Na opinião da jornalista, a receção positiva ao vídeo traz esperança de que essas tendências patriarcais possam ser controladas, e que as mulheres nos meios de comunicação, em particular, possam desempenhar um papel forte na reversão destas tendências.
“Os meios de comunicação social nos nossos países centram-se muito na aparência, especialmente para as mulheres,” disse ela. “No mundo árabe os homens continuam sempre a trabalhar, mas na maioria das vezes, as mulheres são julgadas pela sua aparência.”
“Não quero dizer que foi uma reivindicação, mas deu talvez uma boa imagem, de que as mulheres são capazes, porque as nossas nações estão cheias de mulheres capazes, eu sou a menor, entre elas.
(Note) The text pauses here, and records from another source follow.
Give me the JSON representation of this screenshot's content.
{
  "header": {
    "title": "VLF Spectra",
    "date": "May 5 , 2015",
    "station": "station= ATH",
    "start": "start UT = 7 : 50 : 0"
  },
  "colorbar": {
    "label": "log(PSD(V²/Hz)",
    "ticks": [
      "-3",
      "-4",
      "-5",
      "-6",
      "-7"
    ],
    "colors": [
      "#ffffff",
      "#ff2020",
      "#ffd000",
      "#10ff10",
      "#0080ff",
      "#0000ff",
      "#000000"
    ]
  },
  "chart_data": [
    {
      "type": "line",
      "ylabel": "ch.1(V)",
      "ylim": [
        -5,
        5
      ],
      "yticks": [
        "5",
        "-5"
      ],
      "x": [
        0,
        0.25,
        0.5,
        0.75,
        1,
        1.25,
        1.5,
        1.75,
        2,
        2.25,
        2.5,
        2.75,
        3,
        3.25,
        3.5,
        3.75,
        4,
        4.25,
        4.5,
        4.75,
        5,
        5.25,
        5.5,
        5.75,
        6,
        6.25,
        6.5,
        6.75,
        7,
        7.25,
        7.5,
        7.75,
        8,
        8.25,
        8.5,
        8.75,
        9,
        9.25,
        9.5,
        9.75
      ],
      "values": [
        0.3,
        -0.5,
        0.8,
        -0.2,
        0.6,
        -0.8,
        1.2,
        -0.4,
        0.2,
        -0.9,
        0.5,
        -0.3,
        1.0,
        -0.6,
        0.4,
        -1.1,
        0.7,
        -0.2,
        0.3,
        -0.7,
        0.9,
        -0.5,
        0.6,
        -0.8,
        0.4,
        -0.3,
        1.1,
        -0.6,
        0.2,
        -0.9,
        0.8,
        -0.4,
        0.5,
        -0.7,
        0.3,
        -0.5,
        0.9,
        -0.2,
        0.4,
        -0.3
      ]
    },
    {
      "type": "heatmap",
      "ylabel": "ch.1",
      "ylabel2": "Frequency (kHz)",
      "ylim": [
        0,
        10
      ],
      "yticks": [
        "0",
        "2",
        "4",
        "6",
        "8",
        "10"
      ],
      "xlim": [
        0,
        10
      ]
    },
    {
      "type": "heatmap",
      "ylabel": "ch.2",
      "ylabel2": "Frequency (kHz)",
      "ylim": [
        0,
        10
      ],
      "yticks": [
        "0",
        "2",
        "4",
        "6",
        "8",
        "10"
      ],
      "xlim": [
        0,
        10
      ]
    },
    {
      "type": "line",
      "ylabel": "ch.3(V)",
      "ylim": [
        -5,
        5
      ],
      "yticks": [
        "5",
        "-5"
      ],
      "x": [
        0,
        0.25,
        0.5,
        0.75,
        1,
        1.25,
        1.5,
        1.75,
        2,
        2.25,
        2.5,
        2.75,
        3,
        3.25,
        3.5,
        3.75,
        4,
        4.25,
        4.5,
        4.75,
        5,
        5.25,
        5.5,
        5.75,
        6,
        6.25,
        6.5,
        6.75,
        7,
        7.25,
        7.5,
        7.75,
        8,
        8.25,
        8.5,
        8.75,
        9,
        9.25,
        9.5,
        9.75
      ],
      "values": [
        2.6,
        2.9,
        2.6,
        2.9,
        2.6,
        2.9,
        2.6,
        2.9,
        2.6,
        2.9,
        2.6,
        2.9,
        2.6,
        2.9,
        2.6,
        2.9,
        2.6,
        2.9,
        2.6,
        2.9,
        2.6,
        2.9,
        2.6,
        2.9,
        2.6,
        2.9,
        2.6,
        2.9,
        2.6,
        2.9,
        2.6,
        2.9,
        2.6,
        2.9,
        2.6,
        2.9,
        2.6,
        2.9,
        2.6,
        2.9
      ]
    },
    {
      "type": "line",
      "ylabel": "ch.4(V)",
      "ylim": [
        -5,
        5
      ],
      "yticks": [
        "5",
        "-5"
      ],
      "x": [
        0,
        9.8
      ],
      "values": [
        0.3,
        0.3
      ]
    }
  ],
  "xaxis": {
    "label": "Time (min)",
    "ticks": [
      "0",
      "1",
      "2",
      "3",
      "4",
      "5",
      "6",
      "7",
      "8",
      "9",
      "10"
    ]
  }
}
A única diferença é que tenho a sorte de ter uma plataforma e um ecrã,” expressou. “A dignidade das nossas mulheres é alta e todos os momentos difíceis que enfrentam são a prova disso.”
Rima destacou, em particular, as mães dos soldados libaneses, que durante os últimos anos têm sofrido a perda de ‘grandes homens’ em batalhas contra o extremismo. “Grandes mulheres são as que educam grandes homens.”
A jornalista criticou o que sentiu ser hipocrisia por parte de alguns convidados religiosos, que lhe exigem o uso de véu nas entrevistas, mas que falam a jornalistas que não o usam, fora do estúdio. Como jornalista, Rima considera o assunto uma prioridade.
“Oponho-me por respeito ao véu, porque o véu não é um jogo, algo que vestimos ou tiramos de acordo com o capricho de alguns homens religiosos. A vontade de Deus é mais importante do que a deles e eles não têm o direito de atribuírem a si próprios esse poder.”
Karaki disse que iria em breve levantar a questão da pressão colocada às jornalistas, para que vistam o véu nas entrevistas. “Como respeito o véu, custa-me. Mas uso-o como um meio termo.”